TRANS THEORETICAL MODEL Changing a bad health habit does not take place all at once. People go through stages while they are trying to change their health behaviors. The trans theoretical model of behavior change is a model that analyses the stages and processes people go through in bringing about a change in behavior and suggested treatment goals and interventions for each stage.

Originally developed to treat addictive disorders, such as substance abuse, the stage model has now been applied to a broad range of health habits, including exercising and sun protection behaviors.

STAGES 1. Precontemplation: The precontemplation stage occurs when a person has no intention of changing his or her behavior.

2. Contemplation: It is the stage in which people are aware that they have a problem and are thinking about it but have not yet made a commitment to take action. Many people remain in the contemplation stage for years. Interventions aimed at increasing receptivity to behavior change can be helpful at this stage.

3. Preparation: In this stage, people intend to change their behavior but have not yet done so successfully. In some cases, they have modified the target behavior somewhat, such as smoking fewer cigarettes than usual, but have not yet made the commitment to eliminate the behavior altogether.

4. Action: This stage occurs when people modify their behavior to overcome the problem. Action requires the commitment of time and energy to making real behavior change. It includes stopping the behavior and modifying one’s lifestyle and environment to rid one’s life of cues associated with the behavior.

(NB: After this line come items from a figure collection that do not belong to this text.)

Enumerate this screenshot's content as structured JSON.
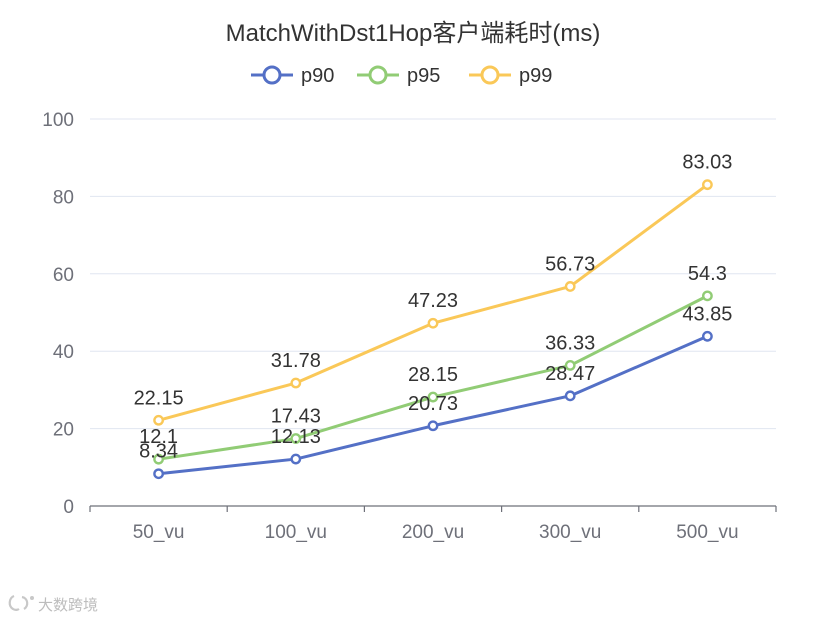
{
  "chart_data": {
    "type": "line",
    "title": "MatchWithDst1Hop客户端耗时(ms)",
    "categories": [
      "50_vu",
      "100_vu",
      "200_vu",
      "300_vu",
      "500_vu"
    ],
    "series": [
      {
        "name": "p90",
        "color": "#5470c6",
        "values": [
          8.34,
          12.13,
          20.73,
          28.47,
          43.85
        ]
      },
      {
        "name": "p95",
        "color": "#91cc75",
        "values": [
          12.1,
          17.43,
          28.15,
          36.33,
          54.3
        ]
      },
      {
        "name": "p99",
        "color": "#fac858",
        "values": [
          22.15,
          31.78,
          47.23,
          56.73,
          83.03
        ]
      }
    ],
    "ylim": [
      0,
      100
    ],
    "yticks": [
      0,
      20,
      40,
      60,
      80,
      100
    ],
    "grid": true,
    "legend": "top-center",
    "xlabel": "",
    "ylabel": ""
  },
  "watermark": {
    "text": "大数跨境",
    "icon": "logo-icon"
  }
}
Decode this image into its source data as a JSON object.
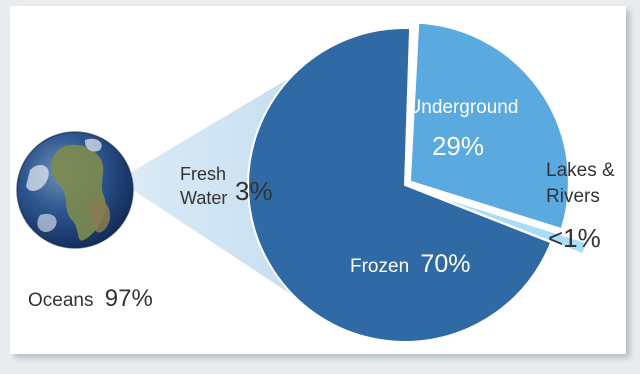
{
  "chart_data": {
    "type": "pie",
    "series": [
      {
        "slices": [
          {
            "label": "Frozen",
            "value": 70,
            "value_label": "70%",
            "color": "#2f6aa5"
          },
          {
            "label": "Underground",
            "value": 29,
            "value_label": "29%",
            "color": "#5aa9df"
          },
          {
            "label": "Lakes & Rivers",
            "value": 1,
            "value_label": "<1%",
            "color": "#a9dcf6"
          }
        ]
      }
    ],
    "context": {
      "oceans_label": "Oceans",
      "oceans_value": "97%",
      "fresh_label_line1": "Fresh",
      "fresh_label_line2": "Water",
      "fresh_value": "3%"
    },
    "colors": {
      "earth_ocean": "#1f4a8a",
      "beam": "#cfe4f3",
      "text": "#333333",
      "inner_text": "#ffffff"
    }
  }
}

5. Maintenance: In the stage of maintenance, people work to prevent relapse and to consolidate the gains they have made. For example, if a person is able to remain free of an addictive behavior for more than 6 months, he or she is assumed to be in the maintenance stage.

A person may take action, attempt maintenance, relapse, return to the precontemplation phase, cycle through the subsequent stages to action, repeat the cycle again, and do so several times until they have eliminated the behavior

PROTECTION MOTIVATION THEORY The decision on whether or not to engage in health related behaviors is governed by two distinct cognitive processes – threat appraisal and coping appraisal. Both these processes deal with the consequences that can be expected as a result of engaging or not engaging in specific health behavior. Perceptions of what others will expect or react are aspects of both types of appraisal.

THREAT APPRAISAL It deals with how threatened one feels by the threat. In threat appraisal, the mind evaluates the various factors that are likely to influence one to get involved in a potentially unhealthy behavior like smoking or using drugs. Perceived vulnerability and perceived severity are the two sets of beliefs from which threat appraisals are derived. • Perceived vulnerability is the individual’s belief that he is susceptible to an illness that is a potential health threat. • Perceived Severity-Feeling that the health threat will have severe consequences in one’s life is called as perceived severity.

COPING APPRAISAL Here one evaluates the various factors that are likely to ensure that one engages in a recommended response that is preventive in nature. For example, taking a daily walk or using a condom. There are three sets of beliefs involved here. • Response efficacy is the belief that engaging in a certain behavior will result in the health threat getting reduced. For example, here there is a feeling that ‘If I exercise more, I will lose weight and lessen the threat of heart disease.’ • self-efficacy deals with the belief that one has the required capabilities to engage in a health behavior. • The perceived response-cost deals with the costs that one attaches to the performance of a health behavior. For example, a lady should feel comfortable getting a mammogram.